Pretty much everyone in the soccer/football world has heard by now that Marcelo Bielsa sent staff to spy on the training sessions of all of Leeds United’s opponents, that he admitted as much in a press conference, and that he then unveiled a substantial amount of his opposition analysis on Derby County. He also revealed that as many as 20 other people work on opposition analysis at Leeds United, and they spent 360 hours analyzing old Derby matches. And this is where I think I can save them some time.
In his own words, here are the key points that Bielsa wanted to derive from those 15 days of video analysis: “the starting 11, the tactics, the approach on set pieces.” More specifically, he also wanted to see “the chances to score, the half chances to score and which team dominates every five minutes” and “to see what were the positions of the players still in Derby from last year.” And don’t forget the “structures Derby play against.”
Well, have I got news for you, Marcelo. Any data analyst worth his or her salt has a shot-creation xG model and can write code that will compile these data for you, on any team in your division, within a few minutes. It doesn’t matter whether your data come from Opta, Ortec, StatsBomb, or any of several other decent providers. For a bit more detail, let me put the things you mentioned in analyst-y language:
- starting 11: listed at the beginning of each match by most data providers
- tactics: formations, directness, use of aerials and long balls, use of width, passing networks, etc are all tagged explicitly or easily measured
- approach on set pieces: how would you like to see a map of every corner showing where the ball landed, who received it, and what happened next – and then the same for indirect free kicks and throw-ins?
- the chances to score: look for those big bubbles on pretty much any analyst’s xG shot map, or if you prefer a table separated by player and/or location, no problem!
- the half-chances to score: look for the smaller bubbles that are still in the penalty area or the six-yard box
- the positions of the players still in the squad from last season: you can have average location, average location when playing a specific position or executing a specific action, most common positions in different formations, you name it!
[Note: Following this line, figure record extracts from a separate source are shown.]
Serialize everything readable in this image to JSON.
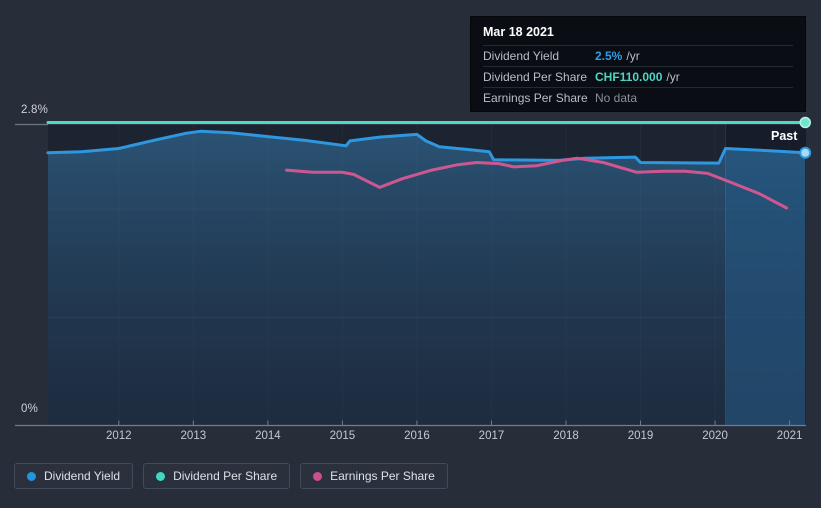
{
  "panel": {
    "past_label": "Past"
  },
  "colors": {
    "background": "#272e3a",
    "plot_background": "#1d2431",
    "axis_line": "#737c8a",
    "axis_text": "#c3c9d2",
    "dividend_yield": "#2d97e0",
    "dividend_per_share": "#4ed9c6",
    "earnings_per_share": "#cf5791"
  },
  "axes": {
    "y": {
      "max_label": "2.8%",
      "min_label": "0%"
    },
    "x": {
      "ticks": [
        "2012",
        "2013",
        "2014",
        "2015",
        "2016",
        "2017",
        "2018",
        "2019",
        "2020",
        "2021"
      ]
    }
  },
  "tooltip": {
    "date": "Mar 18 2021",
    "rows": [
      {
        "label": "Dividend Yield",
        "value": "2.5%",
        "suffix": " /yr",
        "color": "#2f9ce8",
        "emphasis": true
      },
      {
        "label": "Dividend Per Share",
        "value": "CHF110.000",
        "suffix": " /yr",
        "color": "#4fd5c4",
        "emphasis": true
      },
      {
        "label": "Earnings Per Share",
        "value": "No data",
        "suffix": "",
        "color": "#8b9098",
        "emphasis": false
      }
    ]
  },
  "legend": [
    {
      "label": "Dividend Yield",
      "color": "#1e96e0"
    },
    {
      "label": "Dividend Per Share",
      "color": "#41d6c1"
    },
    {
      "label": "Earnings Per Share",
      "color": "#cb4f8d"
    }
  ],
  "chart_data": {
    "type": "line",
    "title": "Dividend history (hover date Mar 18 2021)",
    "x_range": [
      2011.05,
      2021.22
    ],
    "y_range": [
      0,
      2.8
    ],
    "y_axis_labels": {
      "max": "2.8%",
      "min": "0%"
    },
    "x_ticks": [
      2012,
      2013,
      2014,
      2015,
      2016,
      2017,
      2018,
      2019,
      2020,
      2021
    ],
    "grid": true,
    "legend_position": "bottom-left",
    "highlight_region": {
      "from_x": 2020.14,
      "to_x": 2021.22,
      "label": "Past"
    },
    "cursor": {
      "x": 2021.21,
      "date": "Mar 18 2021"
    },
    "series": [
      {
        "name": "Dividend Yield",
        "color": "#2d97e0",
        "unit": "% /yr",
        "axis": "left_percent",
        "value_at_cursor": "2.5% /yr",
        "points": [
          [
            2011.05,
            2.52
          ],
          [
            2011.5,
            2.53
          ],
          [
            2012.0,
            2.56
          ],
          [
            2012.5,
            2.64
          ],
          [
            2012.9,
            2.7
          ],
          [
            2013.1,
            2.72
          ],
          [
            2013.5,
            2.705
          ],
          [
            2014.0,
            2.67
          ],
          [
            2014.5,
            2.635
          ],
          [
            2015.05,
            2.585
          ],
          [
            2015.1,
            2.63
          ],
          [
            2015.5,
            2.665
          ],
          [
            2016.0,
            2.69
          ],
          [
            2016.12,
            2.63
          ],
          [
            2016.3,
            2.575
          ],
          [
            2016.7,
            2.55
          ],
          [
            2016.97,
            2.53
          ],
          [
            2017.03,
            2.455
          ],
          [
            2017.9,
            2.45
          ],
          [
            2018.25,
            2.47
          ],
          [
            2018.93,
            2.48
          ],
          [
            2019.0,
            2.43
          ],
          [
            2020.05,
            2.425
          ],
          [
            2020.14,
            2.56
          ],
          [
            2020.7,
            2.54
          ],
          [
            2021.21,
            2.52
          ]
        ],
        "end_marker": true
      },
      {
        "name": "Dividend Per Share",
        "color": "#4ed9c6",
        "unit": "CHF /yr",
        "axis": "hidden",
        "value_at_cursor": "CHF110.000 /yr",
        "note": "constant line drawn at top of plot (separate hidden CHF scale)",
        "points": [
          [
            2011.05,
            2.8
          ],
          [
            2021.21,
            2.8
          ]
        ],
        "end_marker": true
      },
      {
        "name": "Earnings Per Share",
        "color": "#cf5791",
        "unit": "CHF",
        "axis": "hidden",
        "value_at_cursor": "No data",
        "note": "separate hidden scale; y values are plotted positions on the percent axis",
        "points": [
          [
            2014.25,
            2.36
          ],
          [
            2014.6,
            2.34
          ],
          [
            2015.0,
            2.34
          ],
          [
            2015.15,
            2.32
          ],
          [
            2015.5,
            2.2
          ],
          [
            2015.8,
            2.28
          ],
          [
            2016.2,
            2.36
          ],
          [
            2016.55,
            2.41
          ],
          [
            2016.8,
            2.43
          ],
          [
            2017.1,
            2.42
          ],
          [
            2017.3,
            2.39
          ],
          [
            2017.6,
            2.4
          ],
          [
            2017.95,
            2.45
          ],
          [
            2018.15,
            2.47
          ],
          [
            2018.5,
            2.43
          ],
          [
            2018.95,
            2.34
          ],
          [
            2019.3,
            2.35
          ],
          [
            2019.6,
            2.35
          ],
          [
            2019.9,
            2.33
          ],
          [
            2020.2,
            2.25
          ],
          [
            2020.6,
            2.14
          ],
          [
            2020.96,
            2.01
          ]
        ],
        "end_marker": false
      }
    ]
  }
}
- the structures Derby play against: we can do all the same things for opponents, and we can even categorize the opponents by playing style and measure who performed best against Derby in terms of shots, xG, ball progression…
- which team dominates every five minutes: like I was saying above, just pick how you want to measure domination
Of course, Bielsa didn’t just want these simple data. He also wanted to know more subtle things, such as “to understand why Derby changes the system and when” and “if the changes are to give an offensive profile to the team or to give defensive strength and if these changes work or not.” Here we do need the help of the video analysts. But we can save them a lot of time by using data to point to the notable moments in each match.
It’s pretty straightforward to queue up video with tagging software (e.g. Sportscode) based on a sync file of events from match data. In other words, the software can read an extract of the match data that highlights specific kinds of events – like a change in attacking formation – so that the video analyst can click through them quickly, only watching a few minutes at a time rather than the entire match. The same goes for the signals players send before corners and indirect free kicks and even their tells when taking penalties.
And we can go further with the data. Want to know the “best headers of the opponents” as Marcos Abad added in his portion of the press conference? Many analysts will have an algorithm for that, with a metric based on hundreds of headers – and not just from one season.
Bielsa said several times that he demanded each trove of analysis for his own peace of mind: to feel that he had done everything possible to increase his squad’s chances of winning, and to allay his own feelings of stupidity. I’d suggest that using match data to speed up and enrich his staff’s work could engender even greater peace of mind, as well as allowing his staff to spend a bit more time with their families. I don’t know how many data analysts currently work at Leeds United, but they’re hiring a data manager now, supposedly to work across all departments (though it sounds like mostly commercial). So perhaps help is already on the way!